Cog pipeline for XMem and ProPainter
This is a cog image for a generative AI pipeline that combines two models:
- XMem, a model for video object segmentation
- ProPainter, a model for video inpainting
This pipeline can be used for easy video inpainting. XMem turns a source video and an annotated first frame into a video mask. ProPainter takes a source video and a video mask and fills everything under the mask with inpainting.
Here's how you can use this pipeline to do video inpainting on a source video kitten_short.mp4.
XMem needs an annotated first video frame to create a video mask for ProPainter. To make this annotated frame, you can extract the frames from your source video with ffmpeg:
ffmpeg -i kitten_short.mp4 frames/%04d.jpg
You can then use an image segmentation model, such as Segment Anything, to turn the first frame, frames/0001.jpg, into a mask.
We can now feed our video kitten_short.mp4 and first_frame_mask.png into this pipeline.
XMem will generate a video mask from the inputs.
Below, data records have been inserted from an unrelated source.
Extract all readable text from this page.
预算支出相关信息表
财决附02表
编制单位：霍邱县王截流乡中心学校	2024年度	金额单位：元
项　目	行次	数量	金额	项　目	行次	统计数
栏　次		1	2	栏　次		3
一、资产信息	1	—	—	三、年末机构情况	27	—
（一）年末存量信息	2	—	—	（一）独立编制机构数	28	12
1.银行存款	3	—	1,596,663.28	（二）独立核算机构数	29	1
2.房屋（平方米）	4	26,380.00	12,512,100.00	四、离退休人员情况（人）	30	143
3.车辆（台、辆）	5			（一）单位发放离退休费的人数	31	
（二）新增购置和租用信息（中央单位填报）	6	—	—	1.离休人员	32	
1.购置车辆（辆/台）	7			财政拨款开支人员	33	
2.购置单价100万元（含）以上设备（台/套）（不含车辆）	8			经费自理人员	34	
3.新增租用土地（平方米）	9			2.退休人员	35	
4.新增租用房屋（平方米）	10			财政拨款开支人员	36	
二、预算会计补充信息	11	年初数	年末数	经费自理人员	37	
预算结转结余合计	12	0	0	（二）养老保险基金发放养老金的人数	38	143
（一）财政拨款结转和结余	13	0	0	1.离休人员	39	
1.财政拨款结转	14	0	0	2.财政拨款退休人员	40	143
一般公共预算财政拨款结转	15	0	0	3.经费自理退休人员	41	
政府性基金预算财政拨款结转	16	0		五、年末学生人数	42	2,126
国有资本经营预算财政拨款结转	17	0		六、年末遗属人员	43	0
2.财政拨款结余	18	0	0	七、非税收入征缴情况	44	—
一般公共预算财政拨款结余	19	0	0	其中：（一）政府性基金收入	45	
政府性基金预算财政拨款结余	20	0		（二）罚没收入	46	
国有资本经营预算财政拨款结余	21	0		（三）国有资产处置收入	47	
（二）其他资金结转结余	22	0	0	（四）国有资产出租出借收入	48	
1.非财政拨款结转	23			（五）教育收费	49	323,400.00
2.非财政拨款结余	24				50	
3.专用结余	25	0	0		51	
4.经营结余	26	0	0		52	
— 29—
ProPainter will take XMem's output, and use it for video inpainting.
You can run this model directly on Replicate. Upload the source video under 'video', and the mask under 'mask'. :)
If you have docker and cog installed, you can run this model locally by cloning this repository, and running the following commands:
cog build
cog predict -i video=@example/kitten_short.mp4 -i mask=@example/kitten_masked_first_frame.png
You can see example runs of this model on Replicate. This repository also contains two example inputs that can be used to test the pipeline.
The cog files have the MIT license. For the license of the underlying models, please see their respective repositories on Github.